Obwohl er versuchte, diese mehr als unrealistische Vorstellung aus seinem Kopf zu verbannen, war er sich ziemlich sicher, dass er eben der ehemaligen Gryffindor-Schülerin begegnet war, die ihm obendrein noch ein Obdachlosenheim empfohlen hatte. Vorsichtig streckte er seine schmerzenden Glieder, die leicht bei dieser Bewegung knackten. Er war definitiv zu alt, um auf diesem dreckigen steinernen Boden zu schlafen, doch das war etwas, was er in seiner jetzigen Situation schlecht ändern konnte.
Die Zeit war so schnell vergangen, dass er keine Ahnung hatte, wie lange er eigentlich schon auf den Straßen Londons lebte. Seit der Schlacht von Hogwarts hatte sich vieles verändert und Lucius hatte eher weniger Glück bei diesen Veränderungen gehabt. Der Zaubergamot hatte ihn zwar aufgrund ungenügender Beweislage nur zu einer fünfjährigen Haft in Askaban verurteilt, doch auch diese hatten ausgereicht, um die verbliebene Energie aus seinem bereits geschwächten Körper zu rauben. Askaban war auch ohne die Anwesenheit der Dementoren ein grauenvoll trostloser Ort gewesen und er konnte nicht wirklich behaupten, sich während dieser Zeit in guter Gesellschaft befunden zu haben.
Seine Familie hatte ihm nach seiner Inhaftierung den Rücken gekehrt und Lucius völlig seinem eigenen Schicksal überlassen. Draco war in den ersten zwei Jahren nicht einmal gekommen, um ihn zu besuchen, doch nach und nach hatte sich sein Sohn ein Herz gefasst, und hatte hin und wieder den Boden dieses grauenvollen Ortes betreten, um seinen Vater zu besuchen.
Er konnte es ihm nicht verübeln, denn Draco hatte sich sein eigenes Leben mit Astoria - seiner jetzigen Frau - aufgebaut. Nachdem er aufgrund einer beruflichen Versetzung in die USA gezogen war, hatte Lucius lediglich Briefe von ihm erhalten.

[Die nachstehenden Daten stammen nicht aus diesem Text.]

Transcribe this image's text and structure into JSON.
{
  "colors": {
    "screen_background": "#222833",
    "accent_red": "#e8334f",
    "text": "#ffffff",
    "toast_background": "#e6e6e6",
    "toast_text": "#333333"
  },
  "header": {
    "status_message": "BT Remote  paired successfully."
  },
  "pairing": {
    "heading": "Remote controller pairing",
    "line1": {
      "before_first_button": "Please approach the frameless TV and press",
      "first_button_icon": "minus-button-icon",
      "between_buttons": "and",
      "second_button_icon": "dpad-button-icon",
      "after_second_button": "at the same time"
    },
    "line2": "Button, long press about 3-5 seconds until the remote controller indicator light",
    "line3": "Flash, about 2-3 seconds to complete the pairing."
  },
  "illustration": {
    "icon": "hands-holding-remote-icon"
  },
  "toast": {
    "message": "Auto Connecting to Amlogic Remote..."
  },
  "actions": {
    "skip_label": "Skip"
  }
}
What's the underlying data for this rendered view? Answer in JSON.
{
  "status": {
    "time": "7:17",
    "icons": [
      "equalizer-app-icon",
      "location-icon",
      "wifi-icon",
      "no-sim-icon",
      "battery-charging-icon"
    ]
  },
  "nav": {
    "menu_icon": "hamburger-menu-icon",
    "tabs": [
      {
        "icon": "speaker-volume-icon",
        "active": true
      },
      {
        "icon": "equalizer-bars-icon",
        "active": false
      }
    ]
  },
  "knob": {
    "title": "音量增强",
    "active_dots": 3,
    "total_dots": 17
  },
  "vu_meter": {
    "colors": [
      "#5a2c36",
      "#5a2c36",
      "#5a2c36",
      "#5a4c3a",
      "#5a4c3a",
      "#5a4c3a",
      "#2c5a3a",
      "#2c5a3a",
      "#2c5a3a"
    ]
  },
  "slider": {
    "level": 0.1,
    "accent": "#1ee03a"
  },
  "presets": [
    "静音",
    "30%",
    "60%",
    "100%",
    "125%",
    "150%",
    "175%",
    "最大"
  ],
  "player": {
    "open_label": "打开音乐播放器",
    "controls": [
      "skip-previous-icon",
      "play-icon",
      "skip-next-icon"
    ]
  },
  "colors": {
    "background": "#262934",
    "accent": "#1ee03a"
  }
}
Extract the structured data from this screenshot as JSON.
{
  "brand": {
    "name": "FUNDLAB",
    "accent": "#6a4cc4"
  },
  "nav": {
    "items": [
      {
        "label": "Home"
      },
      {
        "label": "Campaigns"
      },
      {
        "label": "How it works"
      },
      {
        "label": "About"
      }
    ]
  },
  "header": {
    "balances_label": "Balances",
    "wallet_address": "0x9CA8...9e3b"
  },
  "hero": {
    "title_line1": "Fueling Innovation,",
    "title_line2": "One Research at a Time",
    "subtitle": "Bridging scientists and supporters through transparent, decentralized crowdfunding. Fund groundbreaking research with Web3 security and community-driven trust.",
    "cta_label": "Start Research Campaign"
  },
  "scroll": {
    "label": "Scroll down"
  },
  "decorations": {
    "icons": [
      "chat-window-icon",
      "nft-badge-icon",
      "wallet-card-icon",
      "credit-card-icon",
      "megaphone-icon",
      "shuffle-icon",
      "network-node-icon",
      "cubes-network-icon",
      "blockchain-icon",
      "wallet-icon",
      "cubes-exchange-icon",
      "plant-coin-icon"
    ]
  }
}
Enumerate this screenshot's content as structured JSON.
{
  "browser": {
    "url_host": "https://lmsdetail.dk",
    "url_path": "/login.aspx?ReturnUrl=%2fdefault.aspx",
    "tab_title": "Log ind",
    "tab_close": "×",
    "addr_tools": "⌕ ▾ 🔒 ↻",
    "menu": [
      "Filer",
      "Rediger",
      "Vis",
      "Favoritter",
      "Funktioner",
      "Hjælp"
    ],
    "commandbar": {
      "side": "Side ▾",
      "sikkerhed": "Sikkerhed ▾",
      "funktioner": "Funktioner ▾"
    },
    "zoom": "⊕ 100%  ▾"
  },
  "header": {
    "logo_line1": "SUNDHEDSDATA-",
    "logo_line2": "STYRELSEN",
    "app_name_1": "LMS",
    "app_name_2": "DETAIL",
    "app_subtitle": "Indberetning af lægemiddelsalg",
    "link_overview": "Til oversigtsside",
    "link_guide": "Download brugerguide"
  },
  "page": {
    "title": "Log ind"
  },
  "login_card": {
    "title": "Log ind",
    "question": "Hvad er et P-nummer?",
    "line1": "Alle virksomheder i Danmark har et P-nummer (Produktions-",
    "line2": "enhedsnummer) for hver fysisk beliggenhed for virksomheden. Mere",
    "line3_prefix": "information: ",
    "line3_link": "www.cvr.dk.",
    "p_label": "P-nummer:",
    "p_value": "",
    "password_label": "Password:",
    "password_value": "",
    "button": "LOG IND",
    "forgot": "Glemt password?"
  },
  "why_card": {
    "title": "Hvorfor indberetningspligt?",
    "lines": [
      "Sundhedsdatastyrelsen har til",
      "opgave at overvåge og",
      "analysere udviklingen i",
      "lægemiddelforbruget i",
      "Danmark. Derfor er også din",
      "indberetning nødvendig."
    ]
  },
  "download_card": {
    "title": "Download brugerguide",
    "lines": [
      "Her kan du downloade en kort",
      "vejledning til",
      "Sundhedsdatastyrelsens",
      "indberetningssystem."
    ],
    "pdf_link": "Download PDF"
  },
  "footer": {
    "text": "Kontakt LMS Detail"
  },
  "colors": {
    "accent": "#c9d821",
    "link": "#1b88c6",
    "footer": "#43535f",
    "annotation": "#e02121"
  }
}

Narzissa war in jener Nacht vor fünf Jahren geflohen und seitdem hatte sie Lucius nie wieder gesehen oder auch nur ein Wort von ihr gehört. Am Anfang hatte ihn das Gefühl von Verrat zu einem unglaublichen Hass seiner Frau gegenüber ermutigt, aber eigentlich konnte er ihre Entscheidung ihn zu verlassen nachvollziehen. Er hatte ihre Ehe zerstört und gleichzeitig auch noch ihr Leben in Gefahr gebracht, weil er nahe zu besessen von der Vorstellung des reinen Blutes gewesen war. Wenn er ehrlich zu ihr und zu sich selbst gewesen wäre, hätte er bereits nach Dracos zweitem Schuljahr das Weite gesucht, doch wer weiß, ob er dann heute überhaupt noch leben würde. Der Dunkle Lord hätte nicht eher geruht, bevor er Lucius gefunden und getötet hätte, davon war er überzeugt.
Niemand wusste etwas von seiner Entlassung aus Askaban und das war auch gut so. Für Draco wollte er keine Last darstellen und Narzissa hatte ihren Wunsch ihn nie wieder zu sehen mehr als deutlich ausgedrückt, indem sie ihn verlassen und danach die Papiere der Auflösung ihrer Ehe zu ihm nach Askaban gesandt hatte.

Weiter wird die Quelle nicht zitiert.